The problem is that these guys are every bit as incompetent as the criminals you’d see in a Coen Brother’s dark comedy.

Kevin Spacey is dead-on as Nick’s boss, Dave Harken, a manipulative bully that makes Bill Lumbergh look like a saint. He treats his wife, played by Julie Bowen, and his employees like possessions.

After promising Nick a big promotion, he decides to take the job himself, increasing his salary and the size of his office. Spacey does a perfect job at making his character completely unlikable and at the same time entertaining to watch.

That’s more than I can say about John Malkovich’s boss in “Transformers: Dark of the Moon,” who is easily among the most annoying characters of the year.

Jennifer Aniston is much funnier here than in the lamebrain romantic comedies she typically limits herself to. She plays Dale’s boss, a slutty dentist who is constantly making unwanted sexual advances towards her assistant.

When she finds out that Dale is engaged, she tries to blackmail him into sleeping with her. Aniston has perfect comedic timing as a woman who might seem like the best boss ever to a horny single man, but get on her bad side and she’ll become your worse nightmare.

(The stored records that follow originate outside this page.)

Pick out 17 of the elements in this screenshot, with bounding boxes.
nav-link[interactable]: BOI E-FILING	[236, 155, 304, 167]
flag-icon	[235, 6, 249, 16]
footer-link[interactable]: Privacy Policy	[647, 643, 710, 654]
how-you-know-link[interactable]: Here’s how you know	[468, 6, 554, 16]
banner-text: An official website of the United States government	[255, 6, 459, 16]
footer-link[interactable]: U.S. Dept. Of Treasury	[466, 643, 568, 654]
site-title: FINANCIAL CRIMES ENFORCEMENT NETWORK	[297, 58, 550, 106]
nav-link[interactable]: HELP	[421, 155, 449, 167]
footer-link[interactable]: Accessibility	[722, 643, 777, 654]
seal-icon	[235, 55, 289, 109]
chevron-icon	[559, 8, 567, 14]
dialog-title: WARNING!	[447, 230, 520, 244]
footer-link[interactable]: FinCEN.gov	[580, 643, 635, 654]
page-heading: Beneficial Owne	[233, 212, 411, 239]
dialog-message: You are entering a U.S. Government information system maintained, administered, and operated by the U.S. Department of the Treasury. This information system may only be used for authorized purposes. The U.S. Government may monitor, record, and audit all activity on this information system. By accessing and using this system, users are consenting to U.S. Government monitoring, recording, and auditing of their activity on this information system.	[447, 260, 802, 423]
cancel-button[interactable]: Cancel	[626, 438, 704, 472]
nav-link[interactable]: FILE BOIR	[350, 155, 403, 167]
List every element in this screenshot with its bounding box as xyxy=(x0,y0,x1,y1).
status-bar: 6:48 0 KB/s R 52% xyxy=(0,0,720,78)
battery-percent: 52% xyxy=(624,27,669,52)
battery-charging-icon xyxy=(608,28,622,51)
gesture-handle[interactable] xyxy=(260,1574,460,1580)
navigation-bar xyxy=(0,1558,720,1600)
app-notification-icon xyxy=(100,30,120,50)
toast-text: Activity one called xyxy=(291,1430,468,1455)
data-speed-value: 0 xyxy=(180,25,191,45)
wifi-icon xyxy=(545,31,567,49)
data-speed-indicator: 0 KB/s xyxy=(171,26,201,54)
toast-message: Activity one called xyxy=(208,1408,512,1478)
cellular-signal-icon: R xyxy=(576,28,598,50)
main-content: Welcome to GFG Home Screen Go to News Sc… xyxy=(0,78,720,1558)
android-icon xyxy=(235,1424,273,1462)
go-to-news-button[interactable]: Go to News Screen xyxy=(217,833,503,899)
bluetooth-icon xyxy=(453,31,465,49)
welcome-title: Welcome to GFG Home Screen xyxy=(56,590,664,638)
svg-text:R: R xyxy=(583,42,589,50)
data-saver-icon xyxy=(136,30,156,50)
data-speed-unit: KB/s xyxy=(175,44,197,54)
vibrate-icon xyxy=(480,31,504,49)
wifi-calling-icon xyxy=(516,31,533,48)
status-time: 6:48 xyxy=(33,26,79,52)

It just goes to show that it’s always better to take a supporting performance in a good movie rather than being the lead in a god-awful one like “The Bounty Hunter” or “Just Go With It.”

Finally there’s Kurt’s boss, Bobby Pellitt, a balding cokehead played by an unrecognizable Colin Farrell.

Upon inspecting Bobby’s house composed of a foosball table and shag carpeting, the guys describe the pad as a “Douchebag Museum.” Also good here is Ioan Gruffudd as a man who specializes in Wetwork. I’ll leave it to you to figure out what Wetwork is.

The screenplay by John Fracis Daley and Jonathan Goldstein is surprisingly well-crafted and leads up to a monumentally hilarious conclusion where all the plot points conveniently blend together.

You might not buy everything that happens in “Horrible Bosses,” but who cares? The movie is funny and that’s all that really matters.

Much of the film’s success can he attributed from the winning chemistry between Bateman, Day, and Sudeikis.

“Horrible Bosses” might not make half of what “The Hangover: Part II” grossed, but I guarantee that audiences will have a better time at this buddy comedy than at they did at that money vacuum.